GenerRNA: A generative pre-trained language model for de novo RNA design

Zhao, Yichong; Oono, Kenta; Takizawa, Hiroki; Kotera, Masaaki

doi:10.1371/journal.pone.0310814

GenerRNA at a glance

What it is: Generative RNA language model (GPT-style Transformer)
What it does: Designs novel RNA sequences de novo
Parameters: ~350M · 24 layers · dim 1280
Context: 1024 tokens (~4000 nucleotides)
Training data: ~16M sequences / ~17.4B nucleotides (RNAcentral)
Input needed: None — no structure or alignment
License: MIT (free to use & modify)
Published: PLOS ONE 19(10):e0310814 (2024)

What is GenerRNA?

GenerRNA is a generative pre-trained language model for de novo RNA sequence design. It is a Transformer (decoder-only, GPT-style) model that learns the "language" of RNA from millions of natural sequences and can generate novel, realistic RNA sequences without any structural input, functional label, or sequence alignment. To our knowledge, GenerRNA is the first application of a generative language model to RNA generation.

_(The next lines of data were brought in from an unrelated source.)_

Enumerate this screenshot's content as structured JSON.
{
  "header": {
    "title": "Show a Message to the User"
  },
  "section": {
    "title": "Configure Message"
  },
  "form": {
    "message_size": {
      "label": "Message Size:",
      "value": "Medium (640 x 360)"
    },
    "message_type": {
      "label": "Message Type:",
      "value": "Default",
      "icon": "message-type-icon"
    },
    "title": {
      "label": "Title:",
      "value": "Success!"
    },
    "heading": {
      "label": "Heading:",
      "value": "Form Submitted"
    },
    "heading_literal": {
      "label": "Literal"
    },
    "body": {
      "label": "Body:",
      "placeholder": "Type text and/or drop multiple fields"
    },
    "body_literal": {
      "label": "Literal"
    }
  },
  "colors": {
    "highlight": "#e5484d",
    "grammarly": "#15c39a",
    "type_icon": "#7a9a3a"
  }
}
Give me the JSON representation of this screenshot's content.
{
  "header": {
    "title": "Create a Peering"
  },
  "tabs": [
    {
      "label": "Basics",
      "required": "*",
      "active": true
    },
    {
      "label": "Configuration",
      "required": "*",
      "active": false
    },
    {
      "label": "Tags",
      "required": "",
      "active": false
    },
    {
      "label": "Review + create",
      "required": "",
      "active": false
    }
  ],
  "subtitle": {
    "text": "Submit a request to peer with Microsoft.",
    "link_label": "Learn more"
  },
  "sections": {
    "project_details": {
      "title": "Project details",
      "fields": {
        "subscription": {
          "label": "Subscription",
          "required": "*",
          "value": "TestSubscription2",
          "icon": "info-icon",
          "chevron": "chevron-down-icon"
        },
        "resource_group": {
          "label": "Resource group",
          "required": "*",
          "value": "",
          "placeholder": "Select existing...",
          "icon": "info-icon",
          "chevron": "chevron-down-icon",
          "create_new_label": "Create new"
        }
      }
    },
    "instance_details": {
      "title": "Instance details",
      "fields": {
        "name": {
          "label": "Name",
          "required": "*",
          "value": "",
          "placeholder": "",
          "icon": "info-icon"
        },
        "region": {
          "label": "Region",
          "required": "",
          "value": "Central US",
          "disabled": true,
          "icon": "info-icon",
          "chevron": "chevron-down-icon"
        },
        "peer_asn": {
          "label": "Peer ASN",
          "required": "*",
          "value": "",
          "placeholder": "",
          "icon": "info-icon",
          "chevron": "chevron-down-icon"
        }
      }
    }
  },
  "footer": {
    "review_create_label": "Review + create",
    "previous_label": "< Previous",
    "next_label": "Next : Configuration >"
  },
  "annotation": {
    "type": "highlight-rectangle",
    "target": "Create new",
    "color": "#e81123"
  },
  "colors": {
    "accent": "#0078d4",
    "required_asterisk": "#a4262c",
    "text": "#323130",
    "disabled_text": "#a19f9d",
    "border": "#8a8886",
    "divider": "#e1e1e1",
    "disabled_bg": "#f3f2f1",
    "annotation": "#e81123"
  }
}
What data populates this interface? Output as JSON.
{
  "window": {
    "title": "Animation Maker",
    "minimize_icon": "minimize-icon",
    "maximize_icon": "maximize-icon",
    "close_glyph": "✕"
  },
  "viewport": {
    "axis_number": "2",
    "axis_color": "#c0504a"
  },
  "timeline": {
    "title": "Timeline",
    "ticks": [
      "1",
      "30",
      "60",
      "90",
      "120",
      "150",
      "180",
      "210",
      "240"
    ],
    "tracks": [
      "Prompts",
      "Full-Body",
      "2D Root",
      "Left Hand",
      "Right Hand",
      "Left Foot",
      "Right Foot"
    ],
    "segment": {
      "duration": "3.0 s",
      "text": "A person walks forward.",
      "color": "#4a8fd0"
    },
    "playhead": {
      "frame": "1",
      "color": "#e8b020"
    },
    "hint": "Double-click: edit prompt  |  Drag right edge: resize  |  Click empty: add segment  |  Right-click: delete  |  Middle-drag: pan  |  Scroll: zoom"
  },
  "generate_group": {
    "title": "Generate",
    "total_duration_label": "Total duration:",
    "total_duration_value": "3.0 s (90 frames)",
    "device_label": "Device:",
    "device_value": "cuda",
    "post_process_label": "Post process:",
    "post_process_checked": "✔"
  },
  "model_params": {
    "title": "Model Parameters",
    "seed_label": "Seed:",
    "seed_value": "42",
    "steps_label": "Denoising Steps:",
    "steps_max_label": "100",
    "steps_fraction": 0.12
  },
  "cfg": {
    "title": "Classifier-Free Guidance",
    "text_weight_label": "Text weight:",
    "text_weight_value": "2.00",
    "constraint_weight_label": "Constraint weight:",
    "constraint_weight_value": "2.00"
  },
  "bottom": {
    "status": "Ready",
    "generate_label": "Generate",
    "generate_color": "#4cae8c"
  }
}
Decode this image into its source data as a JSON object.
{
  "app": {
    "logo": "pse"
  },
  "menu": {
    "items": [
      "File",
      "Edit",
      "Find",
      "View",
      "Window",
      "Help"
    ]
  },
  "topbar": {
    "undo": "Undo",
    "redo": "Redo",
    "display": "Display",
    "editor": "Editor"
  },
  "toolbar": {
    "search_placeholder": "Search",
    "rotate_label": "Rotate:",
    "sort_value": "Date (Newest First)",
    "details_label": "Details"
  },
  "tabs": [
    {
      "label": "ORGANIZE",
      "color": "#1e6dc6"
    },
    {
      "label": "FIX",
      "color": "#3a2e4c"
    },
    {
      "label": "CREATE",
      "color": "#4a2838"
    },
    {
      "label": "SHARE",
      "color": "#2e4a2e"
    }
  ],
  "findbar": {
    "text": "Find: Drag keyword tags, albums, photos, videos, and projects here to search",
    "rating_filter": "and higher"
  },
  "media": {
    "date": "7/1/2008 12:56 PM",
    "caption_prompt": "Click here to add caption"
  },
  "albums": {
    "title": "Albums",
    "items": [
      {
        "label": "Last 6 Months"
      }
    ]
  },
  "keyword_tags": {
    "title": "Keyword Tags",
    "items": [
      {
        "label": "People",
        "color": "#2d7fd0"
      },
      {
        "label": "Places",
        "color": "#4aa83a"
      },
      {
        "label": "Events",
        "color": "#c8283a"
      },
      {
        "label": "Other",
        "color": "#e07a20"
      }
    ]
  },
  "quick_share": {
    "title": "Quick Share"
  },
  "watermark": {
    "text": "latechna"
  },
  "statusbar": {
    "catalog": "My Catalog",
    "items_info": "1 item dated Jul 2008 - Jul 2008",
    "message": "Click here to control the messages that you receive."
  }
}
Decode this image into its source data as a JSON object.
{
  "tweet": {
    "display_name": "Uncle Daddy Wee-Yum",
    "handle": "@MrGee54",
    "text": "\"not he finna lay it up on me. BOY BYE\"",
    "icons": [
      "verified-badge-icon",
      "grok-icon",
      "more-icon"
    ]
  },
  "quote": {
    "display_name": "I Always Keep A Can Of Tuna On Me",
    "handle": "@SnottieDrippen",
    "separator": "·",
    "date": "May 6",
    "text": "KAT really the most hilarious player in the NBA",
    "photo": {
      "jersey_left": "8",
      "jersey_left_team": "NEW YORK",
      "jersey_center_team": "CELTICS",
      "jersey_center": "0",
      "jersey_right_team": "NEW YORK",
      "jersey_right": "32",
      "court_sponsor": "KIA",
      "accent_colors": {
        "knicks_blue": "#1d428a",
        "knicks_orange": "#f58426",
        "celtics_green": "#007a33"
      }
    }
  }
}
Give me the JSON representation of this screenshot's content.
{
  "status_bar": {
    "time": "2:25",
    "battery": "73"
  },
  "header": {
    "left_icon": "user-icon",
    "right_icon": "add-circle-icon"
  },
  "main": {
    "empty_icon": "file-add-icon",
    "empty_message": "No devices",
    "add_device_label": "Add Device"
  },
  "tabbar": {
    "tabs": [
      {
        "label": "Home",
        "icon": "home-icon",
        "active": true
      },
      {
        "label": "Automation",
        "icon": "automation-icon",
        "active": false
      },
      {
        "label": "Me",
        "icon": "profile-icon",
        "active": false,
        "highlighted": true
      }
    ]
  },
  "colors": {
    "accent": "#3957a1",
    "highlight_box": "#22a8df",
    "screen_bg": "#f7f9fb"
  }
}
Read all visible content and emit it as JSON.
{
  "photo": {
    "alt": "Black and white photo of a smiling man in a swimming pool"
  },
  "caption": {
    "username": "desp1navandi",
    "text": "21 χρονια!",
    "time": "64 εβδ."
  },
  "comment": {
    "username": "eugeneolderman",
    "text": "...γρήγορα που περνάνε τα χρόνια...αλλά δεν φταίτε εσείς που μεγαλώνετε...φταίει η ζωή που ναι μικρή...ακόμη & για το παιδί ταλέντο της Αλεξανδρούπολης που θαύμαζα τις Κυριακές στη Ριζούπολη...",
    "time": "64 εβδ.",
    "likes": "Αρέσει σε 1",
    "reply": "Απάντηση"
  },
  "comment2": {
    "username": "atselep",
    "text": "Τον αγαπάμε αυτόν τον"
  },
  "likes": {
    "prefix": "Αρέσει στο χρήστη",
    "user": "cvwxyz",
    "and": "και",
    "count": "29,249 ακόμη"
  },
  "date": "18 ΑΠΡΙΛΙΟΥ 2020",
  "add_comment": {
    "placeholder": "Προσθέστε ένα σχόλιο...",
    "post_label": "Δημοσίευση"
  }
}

Use it to generate RNA zero-shot to explore the RNA sequence space, or fine-tune it to design RNAs from a particular family or with specific characteristics — such as high binding affinity to a target protein.

Key capabilities

🧬 De novo RNA generation — create novel sequences from scratch; no structure, label, or alignment required.
🎯 Zero-shot or fine-tuned — explore RNA space out of the box, or specialize for a target family or function.
🔬 Structurally plausible — generated sequences fold into stable secondary structures (low minimum free energy).
🧩 Transformer / GPT architecture — a scalable decoder-only design (~350M parameters).
⚡ Ready-to-use checkpoints — hosted on Hugging Face.
📖 Open & reproducible — MIT-licensed code, tokenizer, and figure data.

How GenerRNA's approach differs

GenerRNA is generative, which sets it apart from the predictive and alignment-based paradigms commonly used for RNA.

	GenerRNA (generative LM)	Structure / property predictors	Alignment / covariance models
Primary goal	Generate novel sequences	Predict structure or properties from a sequence	Model a known family from an alignment
Produces entirely new sequences	Yes	No	Limited (within-family)
Needs structure / alignment as input	No	Often	Yes (MSA)
Prior family knowledge required	No (zero-shot) or optional (fine-tune)	—	Yes
Core method	Decoder-only Transformer trained on ~16M sequences	Varies (CNN/Transformer/thermodynamic)	Statistical / covariance

Comparison of paradigms, not specific tools; characteristics for GenerRNA are from the PLOS ONE (2024) paper.

Model details

Model type	Generative language model (decoder-only Transformer, GPT-style)
Domain	RNA / nucleotide sequences
Parameters	350M (24 transformer layers, model dimension 1280)
Context window	1024 tokens (~4000 nucleotides)
Tokenizer	Byte-Pair Encoding (BPE), vocabulary size 1024
Training data	~16 million RNA sequences (16.09M) / ~17.4 billion nucleotides, from RNAcentral (release 22), deduplicated with MMseqs2 at 80% identity
Weights	huggingface.co/pfnet/GenerRNA
License	MIT
Paper	PLOS ONE 19(10):e0310814 (2024) · doi:10.1371/journal.pone.0310814

How to use

🤗 The model weights are hosted on Hugging Face. The GitHub repository contains the code and documentation.

# Get the code
git clone https://github.com/ekkkkki/GenerRNA && cd GenerRNA

# Download the weights from Hugging Face
pip install -U "huggingface_hub[cli]"
huggingface-cli download pfnet/GenerRNA model_updated.pt --local-dir .

# Generate RNA de novo
python sampling.py --out_path generated.txt --max_new_tokens 256 \
    --ckpt_path model_updated.pt --tokenizer_path tokenizer

Build on GenerRNA

GenerRNA is MIT-licensed — you are free to use, modify, fine-tune, and build on it, including for commercial work. It's meant to be a starting point, not a black box.

🔧 Fine-tune for your target — adapt GenerRNA to a specific RNA family or function with your own data.
🧪 Design functional RNA — e.g., aptamers or protein binders (ELAVL1 and SRSF1 demonstrated in the paper).
🧱 Use as a backbone — a pre-trained foundation for downstream RNA modeling and design tasks.
🔁 Reproduce & extend — code, tokenizer, and the data behind the paper's figures are all open.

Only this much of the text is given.